Ihr Sponsor würde wahrscheinlich sehr zufrieden sein.
»Unser Sponsor ist noch nicht zufrieden«, sendete Deardevil an die Staffel auf einem geschlossenen Kanal. »Bulldoxx hat entschieden, dass das Saubermann-Image nicht genug Aufmerksamkeit erzeugt. Ein bisschen Tabubruch muss her, ein bisschen Schock.« Sie schwieg kurz. »Wir sollen die anderen Transportschiffe aus dem All schießen.«
Die schwerfälligen Frachter waren ohne Geleitschutz leichte Beute. Danai sah sie in ihrer Zieloptik, und ihr wurde schlecht.

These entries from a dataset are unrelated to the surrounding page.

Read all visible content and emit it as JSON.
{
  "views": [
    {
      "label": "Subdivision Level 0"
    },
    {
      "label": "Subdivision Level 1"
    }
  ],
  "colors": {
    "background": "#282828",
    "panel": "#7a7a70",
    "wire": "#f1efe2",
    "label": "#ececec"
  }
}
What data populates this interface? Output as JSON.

Wehrlose Beute ohne wertvolle Fracht. Bei einem Umzug dieser Art befanden sich neben kostbaren Gütern auch sicherlich eine Menge ausgebeutete Angestellte und deren Familien an Bord.

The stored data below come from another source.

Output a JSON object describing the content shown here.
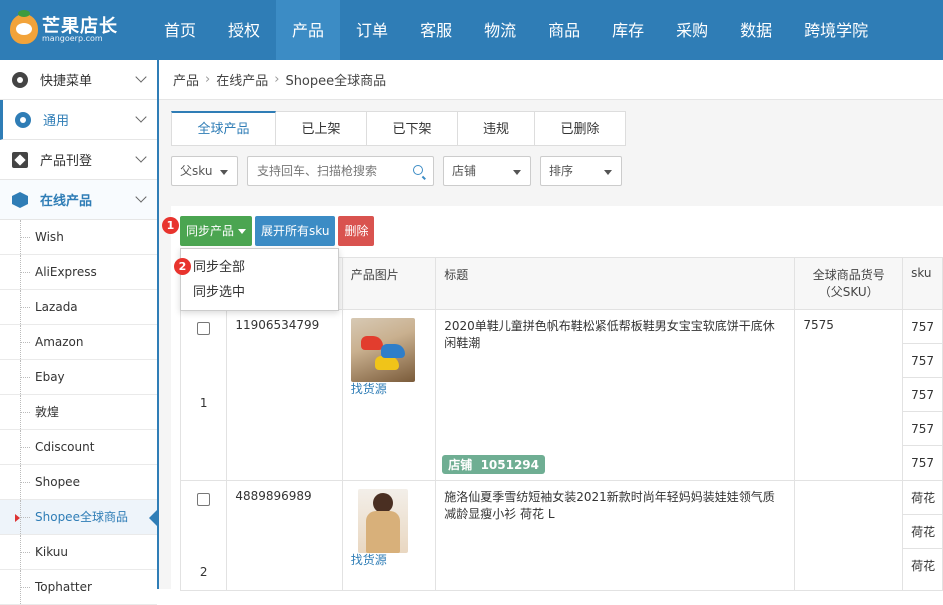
{
  "app": {
    "logo_title": "芒果店长",
    "logo_sub": "mangoerp.com"
  },
  "nav": [
    {
      "label": "首页"
    },
    {
      "label": "授权"
    },
    {
      "label": "产品"
    },
    {
      "label": "订单"
    },
    {
      "label": "客服"
    },
    {
      "label": "物流"
    },
    {
      "label": "商品"
    },
    {
      "label": "库存"
    },
    {
      "label": "采购"
    },
    {
      "label": "数据"
    },
    {
      "label": "跨境学院"
    }
  ],
  "sidebar": {
    "groups": [
      {
        "label": "快捷菜单",
        "icon": "gear-icon"
      },
      {
        "label": "通用",
        "icon": "gear-icon"
      },
      {
        "label": "产品刊登",
        "icon": "edit-icon"
      },
      {
        "label": "在线产品",
        "icon": "box-icon"
      }
    ],
    "items": [
      {
        "label": "Wish"
      },
      {
        "label": "AliExpress"
      },
      {
        "label": "Lazada"
      },
      {
        "label": "Amazon"
      },
      {
        "label": "Ebay"
      },
      {
        "label": "敦煌"
      },
      {
        "label": "Cdiscount"
      },
      {
        "label": "Shopee"
      },
      {
        "label": "Shopee全球商品"
      },
      {
        "label": "Kikuu"
      },
      {
        "label": "Tophatter"
      }
    ]
  },
  "breadcrumb": [
    "产品",
    "在线产品",
    "Shopee全球商品"
  ],
  "tabs": [
    {
      "label": "全球产品"
    },
    {
      "label": "已上架"
    },
    {
      "label": "已下架"
    },
    {
      "label": "违规"
    },
    {
      "label": "已删除"
    }
  ],
  "filters": {
    "parent_sku": "父sku",
    "search_placeholder": "支持回车、扫描枪搜索",
    "store": "店铺",
    "sort": "排序"
  },
  "actions": {
    "sync": "同步产品",
    "expand": "展开所有sku",
    "delete": "删除"
  },
  "badges": {
    "one": "1",
    "two": "2"
  },
  "dropdown": [
    "同步全部",
    "同步选中"
  ],
  "table": {
    "headers": [
      "产品图片",
      "标题",
      "全球商品货号\n（父SKU）",
      "sku"
    ],
    "rows": [
      {
        "index": "1",
        "id": "11906534799",
        "find_source": "找货源",
        "title": "2020单鞋儿童拼色帆布鞋松紧低帮板鞋男女宝宝软底饼干底休闲鞋潮",
        "parent_sku": "7575",
        "store_tag": "店铺",
        "store_id": "1051294",
        "skus": [
          "757",
          "757",
          "757",
          "757",
          "757"
        ]
      },
      {
        "index": "2",
        "id": "4889896989",
        "find_source": "找货源",
        "title": "施洛仙夏季雪纺短袖女装2021新款时尚年轻妈妈装娃娃领气质减龄显瘦小衫 荷花 L",
        "parent_sku": "",
        "skus": [
          "荷花",
          "荷花",
          "荷花"
        ]
      }
    ]
  }
}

»Princess an Staffelführerin. Befehl bitte bestätigen. Wir sollen das Feuer auf Wehrlose eröffnen?«
Sie stotterte leicht beim letzten Wort, was ihr im Cockpit sonst nicht passierte. Nein, sie mochte als Ex-Konzernass das Ausführen von Befehlen strenger sehen als die anderen Jockeys der Staffel, aber diesen würde sie verweigern. Sie war doch nicht bei Hadronic von der Fahne gegangen, um nun Unschuldige abzuknallen! Und sie würde auch nicht zulassen, dass ihre Wingpals das taten.
Nicht schon wieder.
»Spinnst du, Liebes? So was machen die Daredevils nicht«, knurrte ihre Mutter zurück. »Im Disclaimer steht, wir streamen orange! Ich begeh doch keinen Datanet-Selbstmord!«
Danai verstand den letzten Teil nicht ganz, gab es eine Altersfreigabe für die Daredevils-Streams? Orange … wie in ab 16 ? Sie erlaubte es sich aber bereits, erleichtert auszuatmen.

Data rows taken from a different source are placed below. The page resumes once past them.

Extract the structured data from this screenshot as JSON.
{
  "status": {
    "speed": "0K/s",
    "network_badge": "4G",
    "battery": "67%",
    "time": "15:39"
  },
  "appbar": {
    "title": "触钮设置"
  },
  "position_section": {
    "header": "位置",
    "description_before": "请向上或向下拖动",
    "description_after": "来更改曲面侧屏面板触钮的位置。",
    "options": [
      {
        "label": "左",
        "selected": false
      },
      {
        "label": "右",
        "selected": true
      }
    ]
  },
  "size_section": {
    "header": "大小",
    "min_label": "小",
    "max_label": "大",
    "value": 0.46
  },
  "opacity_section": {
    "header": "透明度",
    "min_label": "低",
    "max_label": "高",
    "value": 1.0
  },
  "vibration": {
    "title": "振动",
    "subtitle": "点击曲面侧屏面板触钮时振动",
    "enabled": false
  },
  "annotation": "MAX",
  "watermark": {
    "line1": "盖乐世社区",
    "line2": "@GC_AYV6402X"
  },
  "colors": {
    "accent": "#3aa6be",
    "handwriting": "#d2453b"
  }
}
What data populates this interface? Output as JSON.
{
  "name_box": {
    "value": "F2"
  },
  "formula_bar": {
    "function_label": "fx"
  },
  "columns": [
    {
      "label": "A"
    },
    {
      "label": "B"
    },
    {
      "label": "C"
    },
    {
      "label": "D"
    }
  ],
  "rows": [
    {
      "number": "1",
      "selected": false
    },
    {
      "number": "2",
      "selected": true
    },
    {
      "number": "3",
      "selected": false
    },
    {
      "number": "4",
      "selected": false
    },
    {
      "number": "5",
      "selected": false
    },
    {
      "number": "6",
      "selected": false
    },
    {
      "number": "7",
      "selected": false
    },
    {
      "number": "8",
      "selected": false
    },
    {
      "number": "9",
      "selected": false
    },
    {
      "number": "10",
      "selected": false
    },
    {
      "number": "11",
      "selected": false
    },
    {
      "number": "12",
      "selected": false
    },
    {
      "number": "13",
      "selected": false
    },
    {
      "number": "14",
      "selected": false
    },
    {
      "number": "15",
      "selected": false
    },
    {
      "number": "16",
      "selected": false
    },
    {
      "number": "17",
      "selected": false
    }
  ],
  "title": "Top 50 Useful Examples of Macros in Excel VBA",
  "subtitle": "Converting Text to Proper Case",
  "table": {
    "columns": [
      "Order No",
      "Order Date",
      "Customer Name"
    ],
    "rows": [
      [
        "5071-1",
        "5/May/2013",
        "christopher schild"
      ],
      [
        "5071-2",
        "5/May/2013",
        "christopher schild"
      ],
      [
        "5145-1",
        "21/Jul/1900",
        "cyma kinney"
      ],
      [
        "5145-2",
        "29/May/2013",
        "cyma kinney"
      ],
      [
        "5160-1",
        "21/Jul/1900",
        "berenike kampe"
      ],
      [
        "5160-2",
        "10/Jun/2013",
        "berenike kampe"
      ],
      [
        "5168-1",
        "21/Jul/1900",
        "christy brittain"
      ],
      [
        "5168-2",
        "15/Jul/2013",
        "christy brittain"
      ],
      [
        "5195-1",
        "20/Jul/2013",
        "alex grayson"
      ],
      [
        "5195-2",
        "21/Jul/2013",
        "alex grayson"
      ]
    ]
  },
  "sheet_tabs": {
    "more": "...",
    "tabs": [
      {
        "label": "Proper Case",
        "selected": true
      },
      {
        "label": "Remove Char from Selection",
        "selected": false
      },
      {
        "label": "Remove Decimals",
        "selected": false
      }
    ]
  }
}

»Wir sagen einfach, dass wir abhauen mussten, weil Verstärkung unterwegs war. Da konnten wir nichts machen.«
»Nein«, wiederholte Princess, »da konnten wir nichts machen.«
»Dann, Daredevils, Schätze. Schöner Run, Mission erfolgreich. Schleppt jemand Tabs ab? Bacon führt uns über den Highway wie immer. Ab nach Hause!«
Kian scrollte sehr zufrieden durch die Liste seiner neuen Follower. Der Run hatte einiges gebracht, obwohl oder vielleicht sogar weil sie bei der Orange-Freigabe geblieben waren. Danach warf er einen Blick auf das Programm, das ihn über die Unfollows informierte, und ihm klappte die Kinnlade herab: PrincessDD war ihm entfolgt!
Was denkt sie sich dabei? Er rief Details auf. Sie war ihm nicht einfach entfolgt. Sie hatte ihren Account gelöscht – nach der Rückkehr vom Run! Er starrte auf den leeren, ausgegrauten Account, und in diesem Moment rief seine Ex an.